OIL

NEW YORK: Commodity traders steadied themselves for a potentially wild ride as voting wrapped up across the eastern U.S. in a historic year that’s seen more than 9 million Americans infected by the coronavirus, a crash in global demand for goods and sub-zero oil prices.
Oil in New York rose more than 2% at the open, while spot gold edged higher. The U.S. dollar fell as polling stations started to close. Market uncertainty may lead to heightened volatility over the next few hours as traders react to headlines and early clues of a possible Donald Trump or Joe Biden victory. While Trump has been trailing Biden in polls this year, the surprise 2016 election result is a reminder that early indications aren’t always accurate.
Oil has been whipsawed this year as millions went into lockdown and factories shuttered, crimping demand for fuels from gasoline to diesel. Concerns over a pile-up of crude at storage hubs prompted a sell-off that saw prices fall to minus $40 a barrel in April. While an output deal by OPEC+ subsequently tightened supplies, a second wave of the virus and rising Libyan production is now threatening to derail the group’s planned easing of curbs from January.
The stakes have never been higher in a presidential election as whoever wins will have the monumental task of leading the U.S. in its fight against a virus that’s claimed more than 230,000 lives in the country and decimated the economy. On a global scale, the next president will also play an integral role in shaping domestic as well as international efforts against climate change, the use of fossil fuels and the pace of energy transition.
While a decisive win for Trump or Biden would offer certainty for the country, oil traders would have to weigh how their policies would tip the balance on prices.
“No matter who wins, we’re not going to see an overnight change in policy,” said Andy Lipow, president of Lipow Oil Associates LLC in Houston. “From that standpoint, it would take some time for the oil market to reflect on what those new policies would be and their impact.”

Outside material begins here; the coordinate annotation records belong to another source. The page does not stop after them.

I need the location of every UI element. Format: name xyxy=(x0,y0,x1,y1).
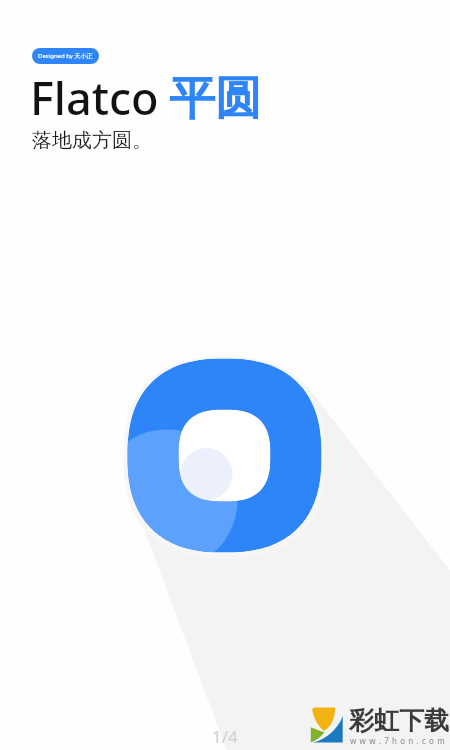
staticText: Flatco xyxy=(30,67,159,128)
staticText: 1/4 xyxy=(212,725,238,748)
staticText: 落地成方圆。 xyxy=(32,128,152,153)
staticText: w w w . 7 h o n . c o m xyxy=(350,735,446,746)
button[interactable]: Designed by 天小正 xyxy=(32,48,99,64)
staticText: 平圆 xyxy=(169,70,261,128)
staticText: 彩虹下载 xyxy=(349,705,449,736)
staticText: Designed by 天小正 xyxy=(38,52,93,60)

During his presidency, Trump took a hard-line stance against major oil producers Iran and Venezuela by means of crippling sanctions, tightening global oil supplies. The self-described deal-maker said he played a key role in brokering a historic oil-curb agreement between OPEC and Russia that stemmed a price war between Saudi Arabia and other leading producers.
Trump also drove an escalation of trade tensions with China that prompted a rerouting of global commodity trade flows. And his support for American shale producers helped the nation’s output rise to a record, adding more supplies to the global pool.